Hence, until then, the hard struggle, the constant strife we hold with Nature – as we call the things of our Father – a strife invaluable for our development, at the same time manifesting us not yet men enough to be lords of the house built for us to live in.

-George MacDonald, Life Essential: The Hope of the Gospel, ch.3

This is a rather interesting (and even backwards!) take, and another angle I keep running into when reading N.T. Wright and others.

First, the opposite. All growing up, I was taught “the world is not our home”. We are longing to get out of this busted up joint and move on to Heaven, our eternal home. This is an important ingredient if you have an eschatology where the world gets nuked really hard. Jesus had “no place to lay his head”, was not at home here. He just stepped down into our miserable world for a while to save us then floated back up to heaven once the job was done. Oh how happy when we fly away to be with him. Being human is totally the pits.

As some of these studious folks have pointed out though, this is a really incomplete picture. It gives the curse too much credit. It leaves out some important things. The whole earth was created by God and declared “good”. Mankind was made lords over the earth. This IS our home. Always has been. Now the curse corrupted creation, but it is being redeemed.

The Lord saved us (once and for all on the cross), and he is redeeming us even now through sanctification. In John’s Revelation, he speaks about the Jesus returning to live with us on the new earth. Not a ton of details are given, but there is no reason we should assume this is some new planet or ethereal realm. It’s the same really nice one he created for us in the beginning, the one beneath our feet right now.
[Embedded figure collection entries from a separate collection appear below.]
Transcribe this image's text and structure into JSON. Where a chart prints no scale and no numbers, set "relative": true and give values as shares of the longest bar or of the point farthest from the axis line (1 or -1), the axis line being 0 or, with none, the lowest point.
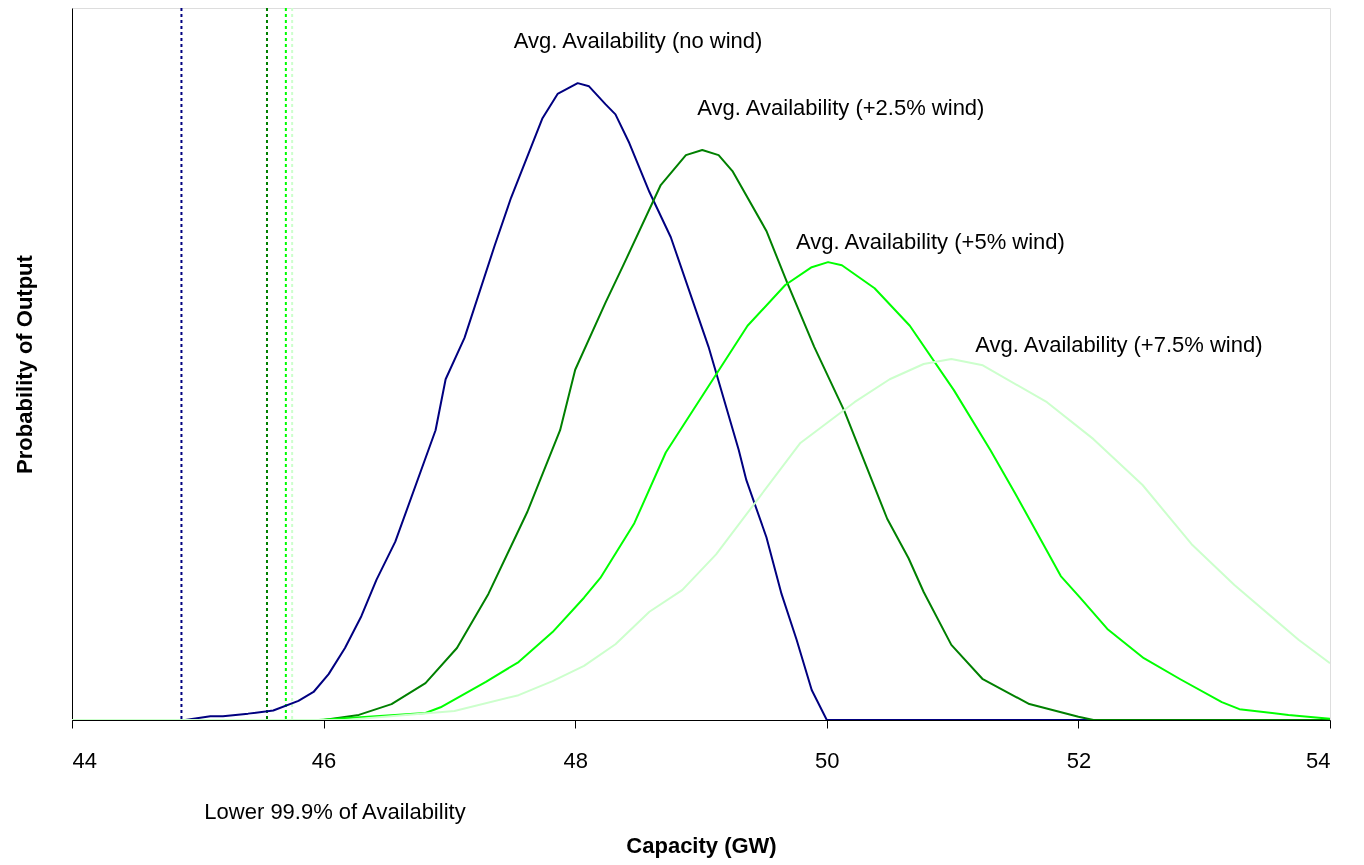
{
  "chart_data": {
    "type": "line",
    "xlabel": "Capacity (GW)",
    "ylabel": "Probability of Output",
    "relative": true,
    "xlim": [
      44,
      54
    ],
    "xticks": [
      44,
      46,
      48,
      50,
      52,
      54
    ],
    "tick_labels": "x",
    "series": [
      {
        "name": "Avg. Availability (no wind)",
        "color": "#000080",
        "x": [
          44.0,
          44.9,
          45.1,
          45.2,
          45.4,
          45.6,
          45.8,
          45.92,
          46.04,
          46.17,
          46.3,
          46.42,
          46.57,
          46.89,
          46.97,
          47.12,
          47.36,
          47.49,
          47.74,
          47.86,
          48.02,
          48.11,
          48.24,
          48.32,
          48.43,
          48.59,
          48.76,
          49.06,
          49.3,
          49.36,
          49.52,
          49.64,
          49.76,
          49.88,
          50.0,
          51.0,
          52.0,
          53.0,
          54.0
        ],
        "values": [
          0,
          0,
          0.006,
          0.006,
          0.01,
          0.015,
          0.03,
          0.044,
          0.072,
          0.113,
          0.163,
          0.22,
          0.28,
          0.455,
          0.535,
          0.6,
          0.745,
          0.82,
          0.945,
          0.983,
          1.0,
          0.995,
          0.967,
          0.951,
          0.906,
          0.829,
          0.758,
          0.586,
          0.424,
          0.377,
          0.287,
          0.198,
          0.126,
          0.047,
          0,
          0,
          0,
          0,
          0
        ]
      },
      {
        "name": "Avg. Availability (+2.5% wind)",
        "color": "#008000",
        "x": [
          44.0,
          45.0,
          46.0,
          46.28,
          46.54,
          46.81,
          47.06,
          47.31,
          47.62,
          47.88,
          48.0,
          48.24,
          48.38,
          48.68,
          48.88,
          49.01,
          49.14,
          49.25,
          49.52,
          49.68,
          49.9,
          50.14,
          50.48,
          50.65,
          50.77,
          50.99,
          51.24,
          51.61,
          52.0,
          52.12,
          53.0,
          54.0
        ],
        "values": [
          0,
          0,
          0,
          0.008,
          0.025,
          0.058,
          0.113,
          0.198,
          0.327,
          0.455,
          0.55,
          0.655,
          0.713,
          0.84,
          0.887,
          0.895,
          0.887,
          0.862,
          0.768,
          0.689,
          0.586,
          0.485,
          0.316,
          0.254,
          0.201,
          0.118,
          0.064,
          0.025,
          0.005,
          0,
          0,
          0
        ]
      },
      {
        "name": "Avg. Availability (+5% wind)",
        "color": "#00ff00",
        "x": [
          44.0,
          45.0,
          45.96,
          46.81,
          46.93,
          47.29,
          47.55,
          47.82,
          48.07,
          48.2,
          48.47,
          48.72,
          49.37,
          49.67,
          49.88,
          50.01,
          50.12,
          50.38,
          50.66,
          51.01,
          51.3,
          51.5,
          51.62,
          51.86,
          52.01,
          52.23,
          52.52,
          52.81,
          53.14,
          53.28,
          53.67,
          54.0
        ],
        "values": [
          0,
          0,
          0,
          0.011,
          0.02,
          0.06,
          0.091,
          0.138,
          0.192,
          0.223,
          0.309,
          0.42,
          0.619,
          0.683,
          0.711,
          0.719,
          0.714,
          0.678,
          0.619,
          0.518,
          0.424,
          0.355,
          0.312,
          0.226,
          0.193,
          0.143,
          0.097,
          0.064,
          0.028,
          0.017,
          0.008,
          0.002
        ]
      },
      {
        "name": "Avg. Availability (+7.5% wind)",
        "color": "#ccffcc",
        "x": [
          44.0,
          45.0,
          46.17,
          47.04,
          47.55,
          47.82,
          48.07,
          48.32,
          48.59,
          48.85,
          49.12,
          49.43,
          49.79,
          50.22,
          50.5,
          50.77,
          50.99,
          51.24,
          51.75,
          52.12,
          52.51,
          52.9,
          53.24,
          53.75,
          54.0
        ],
        "values": [
          0,
          0,
          0,
          0.014,
          0.039,
          0.061,
          0.085,
          0.119,
          0.17,
          0.204,
          0.26,
          0.341,
          0.435,
          0.499,
          0.535,
          0.559,
          0.567,
          0.557,
          0.499,
          0.441,
          0.369,
          0.276,
          0.212,
          0.126,
          0.089
        ]
      }
    ],
    "ref_lines": [
      {
        "axis": "x",
        "value": 44.87,
        "color": "#000080",
        "line_style": "dotted"
      },
      {
        "axis": "x",
        "value": 45.55,
        "color": "#008000",
        "line_style": "dotted"
      },
      {
        "axis": "x",
        "value": 45.7,
        "color": "#00ff00",
        "line_style": "dotted"
      },
      {
        "axis": "x",
        "value": 45.75,
        "color": "#ccffcc",
        "line_style": "dotted"
      }
    ],
    "annotations": [
      "Lower 99.9% of Availability"
    ]
  }
}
Wright frequently asserts that when we are redeemed, we become MORE FULLY human. We don’t become less icky human and more angelic. Being human is a good thing. Humanity was cursed by sin, but Jesus took/is taking care of that right now. Slavery is evil because it is DEhumanising. Not because it’s more inline with how man was created.

So here, MacDonald suggests that Jesus was at HOME in the world. It was his own creation after all. He commanded the wind and the waves. He looks at the language of “father’s house” in the Greek and sees that “house” is really the word for stuff or things. In fact, only some translations use “house”. Also, if you think about the whole new covenant, was the physical temple ever that important to Jesus? No.

Actually, reading the rest of the chapter, MacDonald’s observations seem rather incomplete as well. I just have to say I was a bit surprised to find this same idea alive almost 200 years ago. (Perhaps I shouldn’t have been.)